In the Great Migration, hundreds of thousands of Black people from the South relocated to Chicago seeking a better life. But due to blockbusting and redlining, owning a home meant buying it on contract—a precarious arrangement at best.
“Blockbusting” involved white real estate speculators scaring white homeowners into selling their homes quickly and cheaply rather than staying put and seeing their neighborhood overrun by new waves of Black residents. The speculators then sold the very same homes to Black families, sometimes a week later, at double the price or more.
Redlining is the practice of excluding resources to control neighborhood populations. In this case, the Federal Housing Administration wouldn’t insure home loans to Black people, leaving prospective homeowners no option but to buy on contract. According to those contracts, buyers were responsible for all expenses and repairs to the home, and if they missed even one payment before the final payment was made, they’d lose the house. The speculator would then re-sell the house and start the process all over again.
MEETING SO MANY FAMILIES WORKING TO PROVIDE WELL FOR THEIR CHILDREN WAS VERY FAMILIAR AND REASSURING TO ME.
Enter Jack Macnamara. In 1967, Msgr John “Jack” Egan invited Jesuit seminarian Macnamara, to oversee a community organizing project in North Lawndale. Hearing the homebuyers’ stories, Macnamara knew something was awry, and in January of 1968, the buyers, Macnamara, and others gathered for the first meeting of what would become the Contract Buyers League (CBL).
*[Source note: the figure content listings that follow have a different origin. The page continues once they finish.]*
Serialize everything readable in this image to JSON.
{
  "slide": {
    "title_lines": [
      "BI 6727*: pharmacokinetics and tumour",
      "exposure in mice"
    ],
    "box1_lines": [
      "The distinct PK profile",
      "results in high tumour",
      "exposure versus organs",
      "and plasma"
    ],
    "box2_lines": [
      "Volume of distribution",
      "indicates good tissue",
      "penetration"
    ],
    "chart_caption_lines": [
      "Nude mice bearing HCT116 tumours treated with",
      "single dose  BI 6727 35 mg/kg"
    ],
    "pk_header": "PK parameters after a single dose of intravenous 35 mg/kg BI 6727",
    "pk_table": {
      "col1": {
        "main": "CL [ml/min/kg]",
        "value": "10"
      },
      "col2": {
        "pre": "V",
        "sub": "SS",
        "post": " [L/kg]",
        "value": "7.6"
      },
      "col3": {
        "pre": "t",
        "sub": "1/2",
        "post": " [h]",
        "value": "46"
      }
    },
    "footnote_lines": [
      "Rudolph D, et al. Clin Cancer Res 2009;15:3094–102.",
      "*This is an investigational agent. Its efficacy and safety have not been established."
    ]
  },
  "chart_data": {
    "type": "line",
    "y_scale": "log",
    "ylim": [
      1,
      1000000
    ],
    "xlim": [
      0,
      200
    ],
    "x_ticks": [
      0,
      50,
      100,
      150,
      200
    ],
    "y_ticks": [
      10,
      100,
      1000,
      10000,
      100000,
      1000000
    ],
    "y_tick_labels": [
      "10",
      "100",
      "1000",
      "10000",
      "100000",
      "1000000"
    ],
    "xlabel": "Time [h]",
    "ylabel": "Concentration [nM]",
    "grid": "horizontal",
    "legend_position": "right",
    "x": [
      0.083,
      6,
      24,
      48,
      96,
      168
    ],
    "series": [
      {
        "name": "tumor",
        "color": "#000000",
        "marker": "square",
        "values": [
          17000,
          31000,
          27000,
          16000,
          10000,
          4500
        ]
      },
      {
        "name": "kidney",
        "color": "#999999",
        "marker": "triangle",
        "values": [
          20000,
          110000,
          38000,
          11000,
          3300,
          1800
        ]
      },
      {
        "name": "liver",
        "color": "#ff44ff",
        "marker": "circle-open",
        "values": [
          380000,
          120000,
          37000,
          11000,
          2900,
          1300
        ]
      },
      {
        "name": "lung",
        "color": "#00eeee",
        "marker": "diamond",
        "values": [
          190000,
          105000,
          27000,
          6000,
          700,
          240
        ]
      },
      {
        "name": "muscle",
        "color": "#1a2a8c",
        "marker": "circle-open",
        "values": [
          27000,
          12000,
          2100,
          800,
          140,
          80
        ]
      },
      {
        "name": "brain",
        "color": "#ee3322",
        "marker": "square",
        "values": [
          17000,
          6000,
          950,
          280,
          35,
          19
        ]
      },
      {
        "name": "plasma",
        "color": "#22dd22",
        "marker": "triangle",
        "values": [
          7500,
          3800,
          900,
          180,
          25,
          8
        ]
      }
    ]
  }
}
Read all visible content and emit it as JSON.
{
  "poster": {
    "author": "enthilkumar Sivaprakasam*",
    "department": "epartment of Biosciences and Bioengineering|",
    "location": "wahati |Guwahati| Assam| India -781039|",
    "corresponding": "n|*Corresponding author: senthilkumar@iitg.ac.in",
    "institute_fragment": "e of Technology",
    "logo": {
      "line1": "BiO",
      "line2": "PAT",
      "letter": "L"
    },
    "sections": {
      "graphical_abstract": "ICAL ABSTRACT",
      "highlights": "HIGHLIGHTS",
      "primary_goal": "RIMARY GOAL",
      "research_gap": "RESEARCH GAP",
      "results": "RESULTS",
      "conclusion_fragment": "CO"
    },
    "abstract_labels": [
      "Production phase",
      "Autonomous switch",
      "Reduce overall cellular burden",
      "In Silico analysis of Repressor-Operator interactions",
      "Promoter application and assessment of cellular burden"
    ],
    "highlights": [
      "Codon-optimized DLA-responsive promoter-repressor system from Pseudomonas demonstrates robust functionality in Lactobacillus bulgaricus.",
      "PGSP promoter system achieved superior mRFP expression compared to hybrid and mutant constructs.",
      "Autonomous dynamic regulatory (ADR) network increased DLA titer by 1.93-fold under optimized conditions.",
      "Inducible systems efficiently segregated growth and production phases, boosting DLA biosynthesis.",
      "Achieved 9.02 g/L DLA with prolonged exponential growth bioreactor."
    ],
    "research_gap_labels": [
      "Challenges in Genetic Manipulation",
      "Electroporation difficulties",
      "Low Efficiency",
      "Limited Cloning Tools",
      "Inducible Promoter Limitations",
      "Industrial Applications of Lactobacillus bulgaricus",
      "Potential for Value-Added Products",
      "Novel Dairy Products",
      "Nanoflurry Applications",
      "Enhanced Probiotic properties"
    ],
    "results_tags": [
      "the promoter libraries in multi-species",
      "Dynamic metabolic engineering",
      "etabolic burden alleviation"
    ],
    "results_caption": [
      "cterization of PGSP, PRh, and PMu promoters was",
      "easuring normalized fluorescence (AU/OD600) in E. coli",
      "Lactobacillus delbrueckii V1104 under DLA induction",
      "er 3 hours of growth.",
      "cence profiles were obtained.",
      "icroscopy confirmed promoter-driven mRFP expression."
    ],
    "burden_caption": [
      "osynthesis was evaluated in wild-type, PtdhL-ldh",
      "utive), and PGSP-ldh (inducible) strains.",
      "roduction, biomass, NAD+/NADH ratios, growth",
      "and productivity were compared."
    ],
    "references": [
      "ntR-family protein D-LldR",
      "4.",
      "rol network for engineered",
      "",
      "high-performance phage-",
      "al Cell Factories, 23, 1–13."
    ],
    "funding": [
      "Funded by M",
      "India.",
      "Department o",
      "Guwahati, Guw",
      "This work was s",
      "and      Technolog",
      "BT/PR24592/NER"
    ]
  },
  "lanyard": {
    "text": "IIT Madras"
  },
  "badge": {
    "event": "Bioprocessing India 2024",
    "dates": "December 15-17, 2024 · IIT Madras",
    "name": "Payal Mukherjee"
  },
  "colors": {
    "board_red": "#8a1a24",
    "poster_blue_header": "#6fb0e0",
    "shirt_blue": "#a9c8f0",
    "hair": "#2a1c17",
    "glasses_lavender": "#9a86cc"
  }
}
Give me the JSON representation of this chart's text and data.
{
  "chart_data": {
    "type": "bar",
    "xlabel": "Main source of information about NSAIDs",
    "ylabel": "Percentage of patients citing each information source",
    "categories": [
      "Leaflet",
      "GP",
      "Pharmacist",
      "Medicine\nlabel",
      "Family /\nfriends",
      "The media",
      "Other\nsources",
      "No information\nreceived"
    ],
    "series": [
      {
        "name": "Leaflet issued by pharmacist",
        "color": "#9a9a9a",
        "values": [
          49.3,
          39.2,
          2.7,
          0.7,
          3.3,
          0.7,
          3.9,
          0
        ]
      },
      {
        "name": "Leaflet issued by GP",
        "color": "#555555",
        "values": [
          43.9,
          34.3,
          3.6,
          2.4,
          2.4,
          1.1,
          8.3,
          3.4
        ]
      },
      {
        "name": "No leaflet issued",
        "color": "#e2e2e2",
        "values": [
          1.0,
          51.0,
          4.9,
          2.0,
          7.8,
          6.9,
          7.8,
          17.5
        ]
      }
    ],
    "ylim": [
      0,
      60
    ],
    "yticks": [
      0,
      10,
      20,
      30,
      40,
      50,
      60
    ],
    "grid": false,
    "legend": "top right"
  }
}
After years of meetings, pickets, protests, a payment strike, and many lawsuits—funded in part by donations from Jesuit provinces and private individuals Macnamara leaned on for support—about 450 homebuyers had renegotiated their contracts. Several dozen others had lost their homes, though, and according to a study co-authored by Macnamara and published in 2019 (about a year before his death), Black homeowners lost over $3 billion as a result of contract sales in Chicago from 1950 to 1970.
Macnamara eventually left the Society of Jesus, got married, ran a sausage company, and raised seven children. He also served as CFO at at Christ the King Jesuit College Prep on Chicago’s West Side and was a fellow at Loyola University Chicago’s Center for Urban Research and Learning. Through it all, he never lost his love for the cause he joined and led as a young seminarian. He also retained his connections to the people of North Lawndale. The day before he died in 2020 at age 83, he visited the neighborhood’s St. Agatha Catholic Church.
“My parents always stressed that we were blessed, and that we should use our blessings to work to build others up,” says Macnamara’s daughter Meghan Halleron. “I think my dad believed that the Jesuits were particularly dedicated to this mission.”
Also in attendance at CBL meetings were attorneys from the prestigious Chicago law firm Jenner & Block, including Tom Sullivan, John Tucker, Dick Franch, John Stifler, Carol Thigpen, Jeff Colman, and others, as well as several paralegals. For more than 15 years, the attorneys offered their legal services to contract buyers on a volunteer basis, renegotiating contracts for over 450 families and filing two federal lawsuits. Today, Jenner & Block is well-known for their pro bono work, and many of the attorneys remained lifelong friends with client members from the CBL.
Many others contributed to this movement, such as Sister Andrew, a nun who had 10 years of real estate experience before entering religious life, as well as numerous Black contract buyers, including Henrietta Banks, Charles Baker, Ruth Wells, and cochairman Clyde Ross.
The Contract Buyers League’s legacy is still felt today. The publicity generated by the cases helped bring about major housing reforms, both at the state and federal level. To say the group’s members came from different backgrounds would be an understatement. But above all else, they shared a commitment to fighting injustice, and in turn, made history.